Archive for the ‘Education’ Category
Overhauling Our Educational System
It is no secret the United States has lost its leadership in both our level and quality of education. The disturbing aspects are, though, that few of us realize just how far behind much of the industrialized world we have fallen and that there is nothing on the horizon to affect a change in the situation.A new report, Tough Choices or Tough Times, a summary of which can be found here (Adobe Acrobat is required), issued by The National Center on Education and the Economy points out some rather startling facts –
- For the better part of the 20th Century, the United States prided itself on having the best educated workforce in the world. Over the past 30 years, however, one country after another has surpassed us in the percentage of workers entering the workforce with a high school diploma, or equivalent. And there are many more countries that will be passing us shortly.
- Thirty years ago, the United States had 30 percent of the world’s college students. Today, we have 14 percent, and that number is falling.
- American students and young adults routinely rank in the bottom half of achievement levels in mathematics, science and general literacy.
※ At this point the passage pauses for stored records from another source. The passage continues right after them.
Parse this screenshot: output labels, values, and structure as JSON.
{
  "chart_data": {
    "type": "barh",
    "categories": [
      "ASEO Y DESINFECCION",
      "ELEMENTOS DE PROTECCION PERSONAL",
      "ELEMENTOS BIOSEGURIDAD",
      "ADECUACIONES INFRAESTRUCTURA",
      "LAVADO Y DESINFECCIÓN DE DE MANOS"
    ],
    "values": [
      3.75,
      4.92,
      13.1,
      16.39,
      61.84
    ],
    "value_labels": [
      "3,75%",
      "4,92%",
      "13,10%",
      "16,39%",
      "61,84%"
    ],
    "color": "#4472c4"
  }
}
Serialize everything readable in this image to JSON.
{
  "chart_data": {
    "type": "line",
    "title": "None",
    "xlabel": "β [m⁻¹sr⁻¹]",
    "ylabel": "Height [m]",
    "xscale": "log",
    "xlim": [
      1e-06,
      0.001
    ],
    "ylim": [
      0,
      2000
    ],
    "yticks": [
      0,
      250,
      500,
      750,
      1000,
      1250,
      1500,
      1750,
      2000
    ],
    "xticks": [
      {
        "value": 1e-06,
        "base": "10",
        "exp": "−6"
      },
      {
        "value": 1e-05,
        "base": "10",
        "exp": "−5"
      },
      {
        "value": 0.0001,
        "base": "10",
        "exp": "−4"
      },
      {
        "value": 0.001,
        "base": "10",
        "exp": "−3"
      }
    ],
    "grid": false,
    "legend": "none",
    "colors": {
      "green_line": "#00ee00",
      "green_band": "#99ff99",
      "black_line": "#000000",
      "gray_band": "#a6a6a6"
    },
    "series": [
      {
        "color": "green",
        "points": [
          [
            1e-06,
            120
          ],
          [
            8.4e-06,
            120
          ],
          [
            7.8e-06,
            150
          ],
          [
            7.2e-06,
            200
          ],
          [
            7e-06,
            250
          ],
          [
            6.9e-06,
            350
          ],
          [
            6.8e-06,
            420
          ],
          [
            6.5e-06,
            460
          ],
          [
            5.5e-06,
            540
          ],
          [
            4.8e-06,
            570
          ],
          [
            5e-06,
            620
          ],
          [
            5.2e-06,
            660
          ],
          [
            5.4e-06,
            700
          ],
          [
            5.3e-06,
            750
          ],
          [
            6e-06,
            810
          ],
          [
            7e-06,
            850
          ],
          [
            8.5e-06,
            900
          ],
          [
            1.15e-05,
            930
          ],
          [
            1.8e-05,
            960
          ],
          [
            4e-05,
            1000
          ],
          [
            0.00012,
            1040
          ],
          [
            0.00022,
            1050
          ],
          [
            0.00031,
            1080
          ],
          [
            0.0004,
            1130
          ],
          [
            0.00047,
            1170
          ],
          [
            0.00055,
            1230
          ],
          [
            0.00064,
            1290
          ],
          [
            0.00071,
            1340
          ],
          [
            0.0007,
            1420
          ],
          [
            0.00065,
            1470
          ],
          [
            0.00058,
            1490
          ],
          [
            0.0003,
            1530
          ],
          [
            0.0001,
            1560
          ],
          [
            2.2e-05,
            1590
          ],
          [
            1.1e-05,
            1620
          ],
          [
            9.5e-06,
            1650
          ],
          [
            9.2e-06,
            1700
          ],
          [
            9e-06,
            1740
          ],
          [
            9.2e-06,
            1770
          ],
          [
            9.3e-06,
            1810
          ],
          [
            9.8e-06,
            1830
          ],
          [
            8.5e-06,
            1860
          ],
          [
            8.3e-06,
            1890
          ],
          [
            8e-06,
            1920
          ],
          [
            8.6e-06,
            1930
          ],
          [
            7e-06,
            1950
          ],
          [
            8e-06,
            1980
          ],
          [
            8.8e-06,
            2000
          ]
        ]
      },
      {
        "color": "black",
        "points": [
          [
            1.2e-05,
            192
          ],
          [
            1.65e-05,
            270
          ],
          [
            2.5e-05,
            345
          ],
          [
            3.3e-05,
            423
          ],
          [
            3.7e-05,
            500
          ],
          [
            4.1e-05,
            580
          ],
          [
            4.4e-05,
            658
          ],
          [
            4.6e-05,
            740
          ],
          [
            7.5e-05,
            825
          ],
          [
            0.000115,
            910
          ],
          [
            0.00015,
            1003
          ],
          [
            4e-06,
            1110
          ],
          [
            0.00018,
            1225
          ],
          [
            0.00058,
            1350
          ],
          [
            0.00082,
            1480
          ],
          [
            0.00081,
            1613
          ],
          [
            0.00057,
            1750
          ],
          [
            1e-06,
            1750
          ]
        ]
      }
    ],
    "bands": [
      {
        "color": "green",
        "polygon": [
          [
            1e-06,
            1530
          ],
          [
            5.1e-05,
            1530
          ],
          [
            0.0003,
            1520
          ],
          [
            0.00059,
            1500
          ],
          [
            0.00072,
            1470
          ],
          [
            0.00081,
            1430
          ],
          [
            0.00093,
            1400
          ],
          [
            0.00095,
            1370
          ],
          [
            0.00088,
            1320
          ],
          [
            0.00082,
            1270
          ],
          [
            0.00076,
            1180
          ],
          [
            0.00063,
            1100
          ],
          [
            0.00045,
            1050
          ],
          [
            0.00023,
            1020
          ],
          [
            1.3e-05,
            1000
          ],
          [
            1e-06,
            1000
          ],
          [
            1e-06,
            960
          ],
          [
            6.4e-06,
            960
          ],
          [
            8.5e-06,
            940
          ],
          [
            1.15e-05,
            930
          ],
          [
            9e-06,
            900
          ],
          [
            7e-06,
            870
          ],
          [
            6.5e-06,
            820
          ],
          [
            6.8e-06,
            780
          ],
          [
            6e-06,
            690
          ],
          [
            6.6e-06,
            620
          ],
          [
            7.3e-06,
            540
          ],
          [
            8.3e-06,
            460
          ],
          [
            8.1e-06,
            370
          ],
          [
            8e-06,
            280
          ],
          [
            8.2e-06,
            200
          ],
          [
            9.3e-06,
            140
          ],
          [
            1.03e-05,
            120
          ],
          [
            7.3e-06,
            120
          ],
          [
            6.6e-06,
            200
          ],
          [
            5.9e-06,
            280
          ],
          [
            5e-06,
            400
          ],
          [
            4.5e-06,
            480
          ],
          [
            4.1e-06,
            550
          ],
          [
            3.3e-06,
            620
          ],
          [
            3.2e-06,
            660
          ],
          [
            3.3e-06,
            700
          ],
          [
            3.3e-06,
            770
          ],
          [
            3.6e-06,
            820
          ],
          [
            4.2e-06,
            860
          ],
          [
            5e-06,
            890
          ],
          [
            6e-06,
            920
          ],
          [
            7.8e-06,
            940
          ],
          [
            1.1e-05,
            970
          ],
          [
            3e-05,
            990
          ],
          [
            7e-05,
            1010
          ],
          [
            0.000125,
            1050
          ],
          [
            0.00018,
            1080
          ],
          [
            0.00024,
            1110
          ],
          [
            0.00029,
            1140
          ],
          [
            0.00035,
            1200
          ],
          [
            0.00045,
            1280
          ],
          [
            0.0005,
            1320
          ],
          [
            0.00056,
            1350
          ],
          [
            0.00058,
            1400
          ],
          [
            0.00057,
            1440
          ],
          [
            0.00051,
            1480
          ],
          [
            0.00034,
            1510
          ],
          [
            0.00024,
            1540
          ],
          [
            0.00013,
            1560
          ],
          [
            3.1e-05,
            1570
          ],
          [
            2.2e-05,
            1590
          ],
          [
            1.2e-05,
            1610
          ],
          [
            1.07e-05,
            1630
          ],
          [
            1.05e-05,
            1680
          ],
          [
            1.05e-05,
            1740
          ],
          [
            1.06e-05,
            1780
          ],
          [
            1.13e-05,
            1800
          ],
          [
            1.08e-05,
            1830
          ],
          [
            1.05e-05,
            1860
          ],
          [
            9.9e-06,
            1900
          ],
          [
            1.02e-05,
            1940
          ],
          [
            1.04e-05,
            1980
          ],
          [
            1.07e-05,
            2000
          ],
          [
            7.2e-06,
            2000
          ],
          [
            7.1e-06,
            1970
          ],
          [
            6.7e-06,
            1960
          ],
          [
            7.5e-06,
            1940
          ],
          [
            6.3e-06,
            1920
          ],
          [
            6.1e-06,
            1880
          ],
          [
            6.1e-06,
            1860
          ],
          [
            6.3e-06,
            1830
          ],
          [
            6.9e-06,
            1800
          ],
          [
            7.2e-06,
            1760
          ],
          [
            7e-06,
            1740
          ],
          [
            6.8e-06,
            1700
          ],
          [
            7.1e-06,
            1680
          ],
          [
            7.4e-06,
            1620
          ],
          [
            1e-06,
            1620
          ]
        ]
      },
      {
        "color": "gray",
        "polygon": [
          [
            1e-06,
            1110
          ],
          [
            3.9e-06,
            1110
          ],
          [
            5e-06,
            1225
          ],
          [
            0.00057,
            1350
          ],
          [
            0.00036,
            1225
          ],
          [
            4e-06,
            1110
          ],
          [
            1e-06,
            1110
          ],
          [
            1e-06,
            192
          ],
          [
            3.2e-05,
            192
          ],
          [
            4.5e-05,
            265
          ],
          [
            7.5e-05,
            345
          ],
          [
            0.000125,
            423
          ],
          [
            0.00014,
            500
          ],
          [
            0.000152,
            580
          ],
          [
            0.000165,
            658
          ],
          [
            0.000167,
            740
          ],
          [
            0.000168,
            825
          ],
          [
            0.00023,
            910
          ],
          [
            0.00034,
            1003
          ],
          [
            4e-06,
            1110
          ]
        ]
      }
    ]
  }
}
Not only are we falling, but as we fall, we are falling at a faster and faster rate. The effect of this is not unlike the effect of gravity on a falling object. We’ve all heard that a penny dropped from the top of the Empire State Building can go through the roof of a car. However, that same penny, when dropped from a height of, say, five feet, will land safely in my hand with not the slightest injury to me.
The reason for this is something called the Universal Gravitational Constant. When any object is dropped above the surface of the Earth (Galileo’s famous Leaning Tower of Pisa experiment) it will fall 32 feet in the first second. During second number two, the object will fall 64 feet, for a total of 96 feet. During the third second, it will drop 128 feet, for a total fall after three seconds of 224 feet. And it will continue (disregarding air resistance) to double the distance it falls in each succeeding second – 256, 512, 1024, etc. After 10 seconds, that penny that fell only 32 feet in the first second after it was dropped will have fallen a little more than six miles. In the tenth second, alone, it will fall over three miles.
The precipitous fall in our educational position is like our penny – not only is it falling, but the longer it falls, the faster it falls. At some point, trying to abate the fall will be like the roof of our car – virtually useless.
Tough Choices or Tough Times asserts that our educational system was built for another era; one in which most workers entering the workforce needed only the most rudimentary education and one in which virtually all companies were vertically integrated. That is to say, the bulk of a company’s product was built and delivered within the bounds of the company. With today’s emphasis on “build it only if we can do it better and cheaper than we can buy it” approach to product development, creativity in the integration of disparate “parts” into a single, cohesive end solution requires that workers have a higher skill level than previously required. In particular, they need to know not just the facts of math and science; they need to know the rules behind those facts and how to apply them to new and unique situations.
The report also asserts it is not possible to “patch” our existing educational system to meet the requirements of the new world order. We can only get where we need to go by radically overhauling the system itself.
Here are ten points we must confront –
- Today, “we recruit a disproportionate share of our teachers from among the less capable of the high school students who go to college.”
- “We tolerate an enormous amount of waste in the system, failing our students in the early years when the cost of doing the job right would be relatively low, and trying to remediate it later at much higher cost.”
- Our current system has gotten progressively more inefficient. In recent years, the gains produced by the standards movement “have been leveling off, and the gains have been modest in relation to the increase in per pupil expenditures over the last thirty years.”
- “The growing inequality in family incomes is contributing heavily to the growing disparities in student achievement.”
- “We have failed to motivate most of our students to take tough courses and work hard.”
- “Our teacher compensation system is designed to reward time in service, rather than€¦reward the best of our teachers.”
- “Our testing system rewards students who will be good at routine work, while not providing opportunities for students to display creative and innovative thinking and analysis.”
- “We have built a bureaucracy in our schools in which€¦the people who have the responsibility do not have the power, and the people who have the power do not have the responsibility.”
- Our efforts cannot focus on schools alone. Most of the people who will be in our workforce in the next 20 years are already in it. “If they cannot master the new literacy at high levels, it will not matter what we do in our schools.”
- While, in one form or another, we send young people off to college, get them educated and launch them into the workforce, we “have done a very poor job of making it possible for adults who have full-time jobs and family responsibilities to get the continuing education and training they need.”
Many of the report’s recommendations, from sending some tenth grade graduates on to college to restructuring teacher compensation packages, will be considered controversial and will meet with significant resistance. However, in the end we must recognize we are in a predicament and begin doing something about it. As the old saw goes, “The first thing to do when you realize you are in a hole is to stop digging.”
We need to stop digging and begin filling in the hole so we are on the same level as the rest of the industrialized world.
We need to stop the penny before it passes right through the roof of the car.